Energy bills are projected to decrease slightly in January, with a possible subsequent increase in spring, according to industry experts. Analysts at Cornwall Insight anticipate the Ofgem energy price cap to drop from £1,755 annually for the average household paying via direct debit to £1,733, marking a £22 reduction.
The upcoming announcement of the January price cap by Ofgem is expected to reflect the decline, attributed to a minor decrease in wholesale energy prices. However, Cornwall Insight forecasts a potential rise of approximately £75 per year in April.
Craig Lowrey, a principal consultant at Cornwall Insight, emphasized that while the January price cap reduction may seem positive, the overall outlook remains concerning as bills continue to surpass pre-crisis levels and are anticipated to climb in April due to increasing charges associated with maintaining the country’s energy networks.
The shift towards renewable energy sources is seen as a move towards long-term stability and energy independence, albeit with associated upfront costs impacting current bills. Balancing short-term affordability with long-term resilience is crucial, requiring clear communication to the public about the significance of this trade-off.
The price cap does not impose a limit on total energy costs but restricts the unit rates of gas and electricity, along with standing charges. Standing charges represent fees for grid connection. Notably, Ofgem recently urged nearly two million households to check if they are entitled to reclaim £240 million in forgotten energy credit from closed energy accounts.

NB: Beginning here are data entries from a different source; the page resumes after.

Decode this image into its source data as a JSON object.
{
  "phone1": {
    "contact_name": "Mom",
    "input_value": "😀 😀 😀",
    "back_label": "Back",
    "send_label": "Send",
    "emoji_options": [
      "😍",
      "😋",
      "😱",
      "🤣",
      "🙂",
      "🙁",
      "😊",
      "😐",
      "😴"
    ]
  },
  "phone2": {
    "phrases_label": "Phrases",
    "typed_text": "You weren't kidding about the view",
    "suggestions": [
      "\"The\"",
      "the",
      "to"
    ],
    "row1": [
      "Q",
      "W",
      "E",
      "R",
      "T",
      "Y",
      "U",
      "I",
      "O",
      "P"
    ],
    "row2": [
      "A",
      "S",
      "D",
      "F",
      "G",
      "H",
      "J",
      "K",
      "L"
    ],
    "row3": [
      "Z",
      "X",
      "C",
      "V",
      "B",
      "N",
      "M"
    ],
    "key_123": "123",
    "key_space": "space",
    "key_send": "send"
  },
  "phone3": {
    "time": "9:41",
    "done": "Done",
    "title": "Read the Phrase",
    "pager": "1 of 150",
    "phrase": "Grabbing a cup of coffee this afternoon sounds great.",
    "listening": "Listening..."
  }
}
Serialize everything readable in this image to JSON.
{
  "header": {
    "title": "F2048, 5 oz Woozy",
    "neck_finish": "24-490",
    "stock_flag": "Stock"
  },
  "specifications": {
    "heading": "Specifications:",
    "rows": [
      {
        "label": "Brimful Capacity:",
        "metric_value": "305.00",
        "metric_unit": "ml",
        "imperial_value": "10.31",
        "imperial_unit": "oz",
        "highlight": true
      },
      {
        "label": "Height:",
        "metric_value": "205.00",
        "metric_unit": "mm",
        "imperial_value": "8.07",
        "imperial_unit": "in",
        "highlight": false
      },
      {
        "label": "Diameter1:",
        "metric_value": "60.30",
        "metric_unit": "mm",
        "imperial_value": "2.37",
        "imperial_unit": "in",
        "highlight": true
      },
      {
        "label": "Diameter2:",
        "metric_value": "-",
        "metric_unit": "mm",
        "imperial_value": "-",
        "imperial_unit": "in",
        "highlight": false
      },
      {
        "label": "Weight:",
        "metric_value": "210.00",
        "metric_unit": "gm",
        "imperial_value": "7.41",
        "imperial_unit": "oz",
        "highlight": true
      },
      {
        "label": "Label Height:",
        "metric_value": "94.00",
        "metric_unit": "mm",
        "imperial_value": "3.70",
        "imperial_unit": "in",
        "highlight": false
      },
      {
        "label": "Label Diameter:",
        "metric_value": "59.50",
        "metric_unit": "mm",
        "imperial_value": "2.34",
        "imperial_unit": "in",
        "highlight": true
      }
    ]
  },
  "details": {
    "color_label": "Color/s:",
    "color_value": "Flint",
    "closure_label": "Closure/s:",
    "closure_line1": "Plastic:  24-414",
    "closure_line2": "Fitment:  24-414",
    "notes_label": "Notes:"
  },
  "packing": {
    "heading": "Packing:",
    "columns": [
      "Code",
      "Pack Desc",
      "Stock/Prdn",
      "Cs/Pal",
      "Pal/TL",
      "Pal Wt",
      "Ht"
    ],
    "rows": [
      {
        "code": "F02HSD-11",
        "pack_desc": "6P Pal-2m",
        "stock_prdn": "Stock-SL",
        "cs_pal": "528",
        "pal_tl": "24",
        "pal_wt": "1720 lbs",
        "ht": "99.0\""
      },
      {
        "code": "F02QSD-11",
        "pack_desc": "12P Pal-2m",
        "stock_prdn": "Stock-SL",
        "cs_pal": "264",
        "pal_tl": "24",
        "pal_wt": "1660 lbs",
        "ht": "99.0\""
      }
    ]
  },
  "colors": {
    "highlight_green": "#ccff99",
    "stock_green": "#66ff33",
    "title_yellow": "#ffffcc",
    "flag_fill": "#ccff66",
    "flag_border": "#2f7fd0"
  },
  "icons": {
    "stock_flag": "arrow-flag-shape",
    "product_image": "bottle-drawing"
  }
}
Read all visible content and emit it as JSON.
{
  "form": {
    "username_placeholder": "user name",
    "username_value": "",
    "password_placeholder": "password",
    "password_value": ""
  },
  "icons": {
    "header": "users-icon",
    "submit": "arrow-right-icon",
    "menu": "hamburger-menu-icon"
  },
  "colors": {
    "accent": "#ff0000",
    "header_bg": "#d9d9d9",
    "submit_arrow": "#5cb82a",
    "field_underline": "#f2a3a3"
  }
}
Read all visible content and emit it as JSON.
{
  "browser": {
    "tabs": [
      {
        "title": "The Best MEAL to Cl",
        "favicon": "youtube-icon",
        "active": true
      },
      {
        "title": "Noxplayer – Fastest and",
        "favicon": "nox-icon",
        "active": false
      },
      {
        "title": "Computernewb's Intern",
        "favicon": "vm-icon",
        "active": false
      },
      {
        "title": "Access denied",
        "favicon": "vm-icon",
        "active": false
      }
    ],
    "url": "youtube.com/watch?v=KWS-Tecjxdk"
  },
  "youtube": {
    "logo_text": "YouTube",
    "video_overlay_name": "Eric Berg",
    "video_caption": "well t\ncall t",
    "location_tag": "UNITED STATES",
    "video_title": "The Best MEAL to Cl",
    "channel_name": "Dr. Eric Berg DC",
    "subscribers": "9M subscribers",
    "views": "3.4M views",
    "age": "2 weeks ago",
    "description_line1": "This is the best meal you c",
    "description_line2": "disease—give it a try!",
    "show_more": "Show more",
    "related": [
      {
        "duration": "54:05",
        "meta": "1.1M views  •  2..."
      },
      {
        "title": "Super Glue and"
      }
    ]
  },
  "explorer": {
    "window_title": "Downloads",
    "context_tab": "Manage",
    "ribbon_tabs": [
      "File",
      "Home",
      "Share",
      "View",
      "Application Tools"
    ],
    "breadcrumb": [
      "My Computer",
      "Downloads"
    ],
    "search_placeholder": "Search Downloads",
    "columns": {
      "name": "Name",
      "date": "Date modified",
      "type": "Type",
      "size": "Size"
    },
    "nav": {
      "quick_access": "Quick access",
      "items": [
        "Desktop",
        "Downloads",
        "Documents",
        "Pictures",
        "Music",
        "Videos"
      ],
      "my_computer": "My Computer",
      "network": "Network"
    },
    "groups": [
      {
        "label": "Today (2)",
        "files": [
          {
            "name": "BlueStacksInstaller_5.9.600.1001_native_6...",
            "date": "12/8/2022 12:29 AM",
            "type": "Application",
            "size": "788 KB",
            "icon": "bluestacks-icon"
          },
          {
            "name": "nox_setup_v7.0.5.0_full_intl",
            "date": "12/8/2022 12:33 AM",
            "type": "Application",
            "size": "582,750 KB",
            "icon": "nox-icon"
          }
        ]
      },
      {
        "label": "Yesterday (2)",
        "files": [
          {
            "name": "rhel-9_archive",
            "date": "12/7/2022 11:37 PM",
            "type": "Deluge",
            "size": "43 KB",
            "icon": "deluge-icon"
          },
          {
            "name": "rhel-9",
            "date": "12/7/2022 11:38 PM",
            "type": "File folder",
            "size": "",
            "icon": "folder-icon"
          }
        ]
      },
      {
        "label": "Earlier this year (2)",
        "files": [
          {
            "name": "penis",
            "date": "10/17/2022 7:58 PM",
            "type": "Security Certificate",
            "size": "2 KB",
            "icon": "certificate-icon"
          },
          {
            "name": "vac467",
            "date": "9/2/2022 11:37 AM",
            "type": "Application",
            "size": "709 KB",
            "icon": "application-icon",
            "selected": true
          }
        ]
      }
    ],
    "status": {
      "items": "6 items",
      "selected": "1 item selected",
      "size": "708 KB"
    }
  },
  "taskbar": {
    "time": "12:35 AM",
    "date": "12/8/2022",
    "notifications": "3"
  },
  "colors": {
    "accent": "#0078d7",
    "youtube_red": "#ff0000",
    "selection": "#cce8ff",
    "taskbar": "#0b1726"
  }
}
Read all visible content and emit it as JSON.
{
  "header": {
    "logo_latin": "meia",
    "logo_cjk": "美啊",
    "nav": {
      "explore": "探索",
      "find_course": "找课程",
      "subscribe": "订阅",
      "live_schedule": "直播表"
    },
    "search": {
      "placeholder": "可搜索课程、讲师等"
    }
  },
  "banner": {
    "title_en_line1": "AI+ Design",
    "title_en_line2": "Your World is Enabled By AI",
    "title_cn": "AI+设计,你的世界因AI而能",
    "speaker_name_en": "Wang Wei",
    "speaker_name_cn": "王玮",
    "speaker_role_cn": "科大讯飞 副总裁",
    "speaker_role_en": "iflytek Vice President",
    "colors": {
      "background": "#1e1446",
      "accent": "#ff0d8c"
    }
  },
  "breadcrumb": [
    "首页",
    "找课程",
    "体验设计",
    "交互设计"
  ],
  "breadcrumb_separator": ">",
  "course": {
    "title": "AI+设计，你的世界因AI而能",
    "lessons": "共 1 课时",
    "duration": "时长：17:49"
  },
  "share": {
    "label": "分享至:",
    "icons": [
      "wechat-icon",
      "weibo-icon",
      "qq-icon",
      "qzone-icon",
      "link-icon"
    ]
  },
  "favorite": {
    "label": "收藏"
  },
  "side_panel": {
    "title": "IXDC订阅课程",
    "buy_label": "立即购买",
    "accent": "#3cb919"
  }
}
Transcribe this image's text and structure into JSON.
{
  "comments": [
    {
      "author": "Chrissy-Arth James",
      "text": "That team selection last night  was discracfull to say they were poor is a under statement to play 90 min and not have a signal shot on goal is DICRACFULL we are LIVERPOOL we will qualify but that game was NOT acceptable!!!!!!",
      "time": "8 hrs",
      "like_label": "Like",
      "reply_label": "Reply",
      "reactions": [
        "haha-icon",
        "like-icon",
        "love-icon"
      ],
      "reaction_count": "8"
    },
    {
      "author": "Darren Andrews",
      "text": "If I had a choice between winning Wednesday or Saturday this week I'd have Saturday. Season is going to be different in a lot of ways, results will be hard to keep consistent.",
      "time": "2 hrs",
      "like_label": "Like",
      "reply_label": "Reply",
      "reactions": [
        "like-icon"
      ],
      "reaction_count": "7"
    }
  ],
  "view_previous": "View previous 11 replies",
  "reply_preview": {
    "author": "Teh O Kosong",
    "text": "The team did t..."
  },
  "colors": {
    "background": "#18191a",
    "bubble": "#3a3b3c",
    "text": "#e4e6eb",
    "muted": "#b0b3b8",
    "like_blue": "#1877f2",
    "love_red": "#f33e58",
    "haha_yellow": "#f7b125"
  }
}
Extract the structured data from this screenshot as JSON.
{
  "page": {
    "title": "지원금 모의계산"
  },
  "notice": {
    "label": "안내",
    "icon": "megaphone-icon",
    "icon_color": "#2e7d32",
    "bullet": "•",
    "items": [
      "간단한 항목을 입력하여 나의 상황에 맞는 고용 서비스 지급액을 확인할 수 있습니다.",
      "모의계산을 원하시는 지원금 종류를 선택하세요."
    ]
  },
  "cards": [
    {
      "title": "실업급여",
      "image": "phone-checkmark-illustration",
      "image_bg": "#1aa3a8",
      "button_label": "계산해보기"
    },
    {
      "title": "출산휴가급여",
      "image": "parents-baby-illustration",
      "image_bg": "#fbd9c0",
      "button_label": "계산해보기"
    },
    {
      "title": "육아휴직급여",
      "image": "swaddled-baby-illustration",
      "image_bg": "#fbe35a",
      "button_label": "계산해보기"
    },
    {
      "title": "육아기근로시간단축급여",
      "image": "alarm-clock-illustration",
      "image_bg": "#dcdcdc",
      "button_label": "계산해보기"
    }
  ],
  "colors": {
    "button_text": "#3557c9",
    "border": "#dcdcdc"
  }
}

Ofgem estimates that some individuals could reclaim over £100, while others may be owed smaller amounts. Energy suppliers are mandated to issue final bills within six weeks of an account closure and refund any owed amounts within ten working days. While over 90% of closed account balances are automatically refunded, individuals who suspect they are owed money should review final bills and contact their previous supplier promptly.